I would like to be able to afford eating at some point in the future, so I won’t try to argue in favor of the necessity of paying for all these streaming services. However, media is still an important part of peoples’ lives; it’s an important part of my life, too. All the shows and movies I’ve mentioned above make being in college a little easier, and they matter to me in the same way literature matters to me, which has been my focus of study for three and a half years now.
The fact all this value can cost an arm and a leg is problematic. Even though I’m an outsider to many TV show fandoms, I recognize there’s not much distance between what other people love and what I love.
So, especially in the case of Disney fans, who now will have to subscribe to the aforementioned Disney+ to access any and all Disney properties digitally (some of which are to be removed from streaming platforms fans are already subscribed to), I hate to see something people are passionate about lie outside their reach because they can’t afford it.
I’d argue that Disney fans have been better off without this additional platform existing. While I must admit it will be convenient to access all of a company’s content through a single service, the vast majority of the property that will be available on the platform was available elsewhere, and anybody who would want to watch a Disney show and a show on, say, Netflix, might be limited by their wallet.
Additionally, streaming services like Disney+ cannot necessarily be trusted. Disney’s 21st-century spree of property acquisition and the recent controversy with the Sony-Spiderman deal provide evidence that the company’s highest value is control of its own property, which resulted mainly in canceled projects and viewer resentment.

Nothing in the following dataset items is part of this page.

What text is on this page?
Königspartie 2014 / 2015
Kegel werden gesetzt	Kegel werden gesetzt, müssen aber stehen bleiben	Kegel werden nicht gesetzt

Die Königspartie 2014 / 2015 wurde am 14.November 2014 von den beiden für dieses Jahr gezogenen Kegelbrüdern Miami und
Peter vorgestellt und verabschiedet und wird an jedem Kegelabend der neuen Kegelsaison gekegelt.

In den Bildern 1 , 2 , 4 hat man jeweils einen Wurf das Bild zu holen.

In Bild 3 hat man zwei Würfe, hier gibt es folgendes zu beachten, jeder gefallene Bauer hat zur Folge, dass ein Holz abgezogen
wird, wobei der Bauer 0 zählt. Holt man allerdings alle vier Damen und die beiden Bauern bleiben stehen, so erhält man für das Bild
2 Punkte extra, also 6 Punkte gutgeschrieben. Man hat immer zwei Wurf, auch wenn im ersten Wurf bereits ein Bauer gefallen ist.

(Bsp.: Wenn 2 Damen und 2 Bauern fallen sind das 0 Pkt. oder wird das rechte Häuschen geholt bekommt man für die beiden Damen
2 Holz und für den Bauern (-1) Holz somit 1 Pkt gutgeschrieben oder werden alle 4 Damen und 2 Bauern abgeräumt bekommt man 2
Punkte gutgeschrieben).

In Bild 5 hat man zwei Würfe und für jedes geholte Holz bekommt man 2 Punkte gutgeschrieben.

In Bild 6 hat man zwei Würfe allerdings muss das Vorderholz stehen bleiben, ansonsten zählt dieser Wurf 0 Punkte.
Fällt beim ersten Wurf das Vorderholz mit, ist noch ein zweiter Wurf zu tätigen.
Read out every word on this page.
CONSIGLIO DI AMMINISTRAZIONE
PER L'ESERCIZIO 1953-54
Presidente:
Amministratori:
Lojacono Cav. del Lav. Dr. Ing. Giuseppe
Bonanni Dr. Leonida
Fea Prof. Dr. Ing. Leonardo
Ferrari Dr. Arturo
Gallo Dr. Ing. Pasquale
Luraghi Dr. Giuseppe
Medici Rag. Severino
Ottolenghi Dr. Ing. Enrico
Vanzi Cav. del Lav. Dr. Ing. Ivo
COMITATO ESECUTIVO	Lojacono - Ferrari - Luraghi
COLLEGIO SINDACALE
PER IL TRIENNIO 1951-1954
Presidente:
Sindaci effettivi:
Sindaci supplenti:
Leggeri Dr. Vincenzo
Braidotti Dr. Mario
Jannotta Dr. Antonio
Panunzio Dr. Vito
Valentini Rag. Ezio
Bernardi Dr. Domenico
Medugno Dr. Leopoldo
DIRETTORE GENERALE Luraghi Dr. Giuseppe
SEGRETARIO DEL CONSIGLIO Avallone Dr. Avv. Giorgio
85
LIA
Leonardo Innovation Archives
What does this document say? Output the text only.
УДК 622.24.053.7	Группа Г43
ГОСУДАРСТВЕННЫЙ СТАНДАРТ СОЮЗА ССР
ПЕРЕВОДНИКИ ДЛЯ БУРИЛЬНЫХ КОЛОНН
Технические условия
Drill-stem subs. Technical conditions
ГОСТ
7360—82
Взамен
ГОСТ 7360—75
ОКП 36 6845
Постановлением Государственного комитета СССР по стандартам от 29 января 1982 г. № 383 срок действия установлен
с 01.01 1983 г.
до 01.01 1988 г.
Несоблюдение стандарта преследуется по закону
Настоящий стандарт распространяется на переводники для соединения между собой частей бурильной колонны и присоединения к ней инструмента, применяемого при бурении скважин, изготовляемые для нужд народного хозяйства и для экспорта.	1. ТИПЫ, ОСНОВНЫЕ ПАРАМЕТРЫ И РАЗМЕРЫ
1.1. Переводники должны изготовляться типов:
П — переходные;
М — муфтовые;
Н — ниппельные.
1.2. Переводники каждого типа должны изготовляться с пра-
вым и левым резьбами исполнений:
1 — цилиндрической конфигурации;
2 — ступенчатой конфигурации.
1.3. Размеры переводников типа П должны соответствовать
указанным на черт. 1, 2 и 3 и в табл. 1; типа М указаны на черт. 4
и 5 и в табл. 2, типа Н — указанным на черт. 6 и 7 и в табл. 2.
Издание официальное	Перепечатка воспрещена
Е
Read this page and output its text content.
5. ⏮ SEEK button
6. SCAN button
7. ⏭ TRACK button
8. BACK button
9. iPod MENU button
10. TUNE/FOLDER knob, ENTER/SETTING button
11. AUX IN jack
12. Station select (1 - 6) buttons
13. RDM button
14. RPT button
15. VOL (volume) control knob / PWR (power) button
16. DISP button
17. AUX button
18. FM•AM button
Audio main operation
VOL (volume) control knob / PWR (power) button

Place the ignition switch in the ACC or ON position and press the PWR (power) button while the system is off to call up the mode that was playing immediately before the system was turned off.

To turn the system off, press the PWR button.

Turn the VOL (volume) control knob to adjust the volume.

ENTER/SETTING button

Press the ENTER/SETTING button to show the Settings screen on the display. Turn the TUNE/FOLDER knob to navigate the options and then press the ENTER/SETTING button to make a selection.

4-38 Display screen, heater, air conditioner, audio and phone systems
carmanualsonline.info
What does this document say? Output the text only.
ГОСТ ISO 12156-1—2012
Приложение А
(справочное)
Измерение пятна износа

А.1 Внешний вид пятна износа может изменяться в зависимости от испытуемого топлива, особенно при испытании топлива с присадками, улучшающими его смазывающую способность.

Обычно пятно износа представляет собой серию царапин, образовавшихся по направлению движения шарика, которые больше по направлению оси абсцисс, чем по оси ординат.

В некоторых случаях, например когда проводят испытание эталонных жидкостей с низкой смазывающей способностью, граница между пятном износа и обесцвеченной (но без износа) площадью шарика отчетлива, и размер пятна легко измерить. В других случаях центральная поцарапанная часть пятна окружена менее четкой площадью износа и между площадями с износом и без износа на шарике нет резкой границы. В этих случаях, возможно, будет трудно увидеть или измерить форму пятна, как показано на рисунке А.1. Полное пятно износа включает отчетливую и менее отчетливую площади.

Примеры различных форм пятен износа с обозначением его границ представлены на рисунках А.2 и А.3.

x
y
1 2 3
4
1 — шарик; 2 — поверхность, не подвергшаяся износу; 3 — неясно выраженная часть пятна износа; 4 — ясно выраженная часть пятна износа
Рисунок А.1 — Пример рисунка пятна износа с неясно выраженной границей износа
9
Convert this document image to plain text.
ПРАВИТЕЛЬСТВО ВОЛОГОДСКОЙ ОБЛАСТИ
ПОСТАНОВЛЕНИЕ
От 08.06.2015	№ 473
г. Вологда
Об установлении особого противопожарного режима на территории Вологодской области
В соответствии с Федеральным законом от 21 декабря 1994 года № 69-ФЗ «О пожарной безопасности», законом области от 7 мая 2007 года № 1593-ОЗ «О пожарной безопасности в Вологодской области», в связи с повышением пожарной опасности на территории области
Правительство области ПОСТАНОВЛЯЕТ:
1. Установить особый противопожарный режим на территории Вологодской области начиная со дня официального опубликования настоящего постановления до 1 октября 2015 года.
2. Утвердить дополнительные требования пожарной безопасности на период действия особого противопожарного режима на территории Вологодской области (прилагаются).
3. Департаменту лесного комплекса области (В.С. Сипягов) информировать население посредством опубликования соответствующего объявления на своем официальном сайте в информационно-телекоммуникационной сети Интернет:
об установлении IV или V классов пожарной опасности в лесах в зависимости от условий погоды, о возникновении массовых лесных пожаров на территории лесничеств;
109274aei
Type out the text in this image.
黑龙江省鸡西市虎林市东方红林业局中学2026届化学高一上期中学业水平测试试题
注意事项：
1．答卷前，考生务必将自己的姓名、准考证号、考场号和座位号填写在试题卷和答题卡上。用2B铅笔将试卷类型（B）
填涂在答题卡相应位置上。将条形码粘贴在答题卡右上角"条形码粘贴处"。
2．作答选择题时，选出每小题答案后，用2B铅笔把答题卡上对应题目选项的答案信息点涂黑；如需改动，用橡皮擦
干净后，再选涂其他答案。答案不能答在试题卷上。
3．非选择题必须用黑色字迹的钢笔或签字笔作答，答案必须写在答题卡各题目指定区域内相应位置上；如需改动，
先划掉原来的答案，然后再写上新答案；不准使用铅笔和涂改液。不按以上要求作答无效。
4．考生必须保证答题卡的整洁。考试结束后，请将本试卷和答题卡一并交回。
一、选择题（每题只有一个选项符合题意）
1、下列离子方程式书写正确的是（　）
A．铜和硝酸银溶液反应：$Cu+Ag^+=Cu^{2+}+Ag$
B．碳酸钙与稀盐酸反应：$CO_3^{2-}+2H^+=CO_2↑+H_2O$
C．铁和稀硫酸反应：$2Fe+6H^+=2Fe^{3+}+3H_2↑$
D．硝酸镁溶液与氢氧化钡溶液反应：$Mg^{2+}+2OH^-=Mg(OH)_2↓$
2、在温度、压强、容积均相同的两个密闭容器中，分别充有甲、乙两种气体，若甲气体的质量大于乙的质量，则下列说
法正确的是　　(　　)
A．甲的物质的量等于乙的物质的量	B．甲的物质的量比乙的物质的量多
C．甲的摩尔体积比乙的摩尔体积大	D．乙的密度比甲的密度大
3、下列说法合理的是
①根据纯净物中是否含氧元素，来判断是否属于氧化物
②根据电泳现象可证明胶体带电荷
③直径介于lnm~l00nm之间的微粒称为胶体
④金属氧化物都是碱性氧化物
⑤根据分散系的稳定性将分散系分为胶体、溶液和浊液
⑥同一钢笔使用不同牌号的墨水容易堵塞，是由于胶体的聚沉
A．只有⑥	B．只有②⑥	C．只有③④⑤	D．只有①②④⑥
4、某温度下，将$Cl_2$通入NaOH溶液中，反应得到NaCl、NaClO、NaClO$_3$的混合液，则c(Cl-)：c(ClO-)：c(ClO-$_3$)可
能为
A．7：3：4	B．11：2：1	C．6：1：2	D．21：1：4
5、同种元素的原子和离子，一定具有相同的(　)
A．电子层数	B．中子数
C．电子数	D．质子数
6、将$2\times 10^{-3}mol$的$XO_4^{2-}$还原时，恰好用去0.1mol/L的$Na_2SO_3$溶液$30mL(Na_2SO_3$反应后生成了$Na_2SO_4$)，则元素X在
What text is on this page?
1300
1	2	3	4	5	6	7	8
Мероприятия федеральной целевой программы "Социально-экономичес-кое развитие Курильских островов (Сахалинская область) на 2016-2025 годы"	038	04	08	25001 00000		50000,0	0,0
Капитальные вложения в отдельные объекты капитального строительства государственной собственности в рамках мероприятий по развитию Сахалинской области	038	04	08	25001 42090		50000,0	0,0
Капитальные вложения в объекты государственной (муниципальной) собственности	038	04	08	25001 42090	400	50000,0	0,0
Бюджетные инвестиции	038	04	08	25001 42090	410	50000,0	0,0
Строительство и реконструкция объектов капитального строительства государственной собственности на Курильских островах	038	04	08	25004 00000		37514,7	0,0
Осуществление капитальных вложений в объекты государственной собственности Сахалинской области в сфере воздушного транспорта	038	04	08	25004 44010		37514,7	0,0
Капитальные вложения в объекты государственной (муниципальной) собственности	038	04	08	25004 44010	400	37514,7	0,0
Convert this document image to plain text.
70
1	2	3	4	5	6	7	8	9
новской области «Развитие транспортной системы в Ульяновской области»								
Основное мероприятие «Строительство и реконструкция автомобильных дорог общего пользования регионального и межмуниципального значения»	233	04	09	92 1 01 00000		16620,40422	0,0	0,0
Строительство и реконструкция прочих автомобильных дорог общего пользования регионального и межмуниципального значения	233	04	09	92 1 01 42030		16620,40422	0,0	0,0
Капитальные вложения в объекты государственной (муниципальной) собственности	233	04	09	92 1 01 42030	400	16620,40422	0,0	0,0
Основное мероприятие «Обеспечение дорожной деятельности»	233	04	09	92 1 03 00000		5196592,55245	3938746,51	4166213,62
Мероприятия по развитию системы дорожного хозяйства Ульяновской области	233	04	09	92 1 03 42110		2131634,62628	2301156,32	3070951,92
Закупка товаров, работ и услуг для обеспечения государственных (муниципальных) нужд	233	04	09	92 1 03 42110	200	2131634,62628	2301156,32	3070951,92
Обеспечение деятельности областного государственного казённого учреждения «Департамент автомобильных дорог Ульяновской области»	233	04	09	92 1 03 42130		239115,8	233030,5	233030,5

I think this is more than just speculation because there’s evidence that streaming services value retaining property more than getting that property to viewers’ screens.
In 2018, Netflix reached a deal with TimeWarner, so that, for $100 million, the television show Friends would be Netflix-exclusive. Almost immediately after, Netflix announced that shows like Tuca and Bertie and The Defenders-related series would be discontinued after relatively brief runs. Fans of the properties voiced their dissatisfaction, taking to social media to illustrate how their favorite shows aren’t being given a chance to develop because acquisition of popular properties was prioritized.
Again, these streaming services are not mandatory purchasing, and I certainly don’t blame anyone for choosing to focus their finances on necessities before entertainment. However, movies and shows are still influential on modern popular culture in a way very few other things are, and culture, I believe, is a necessity for a full life.
Despite all these problems, when streaming is being pushed so prominently by companies, giving in has essentially become the only practical method for college students to consume media.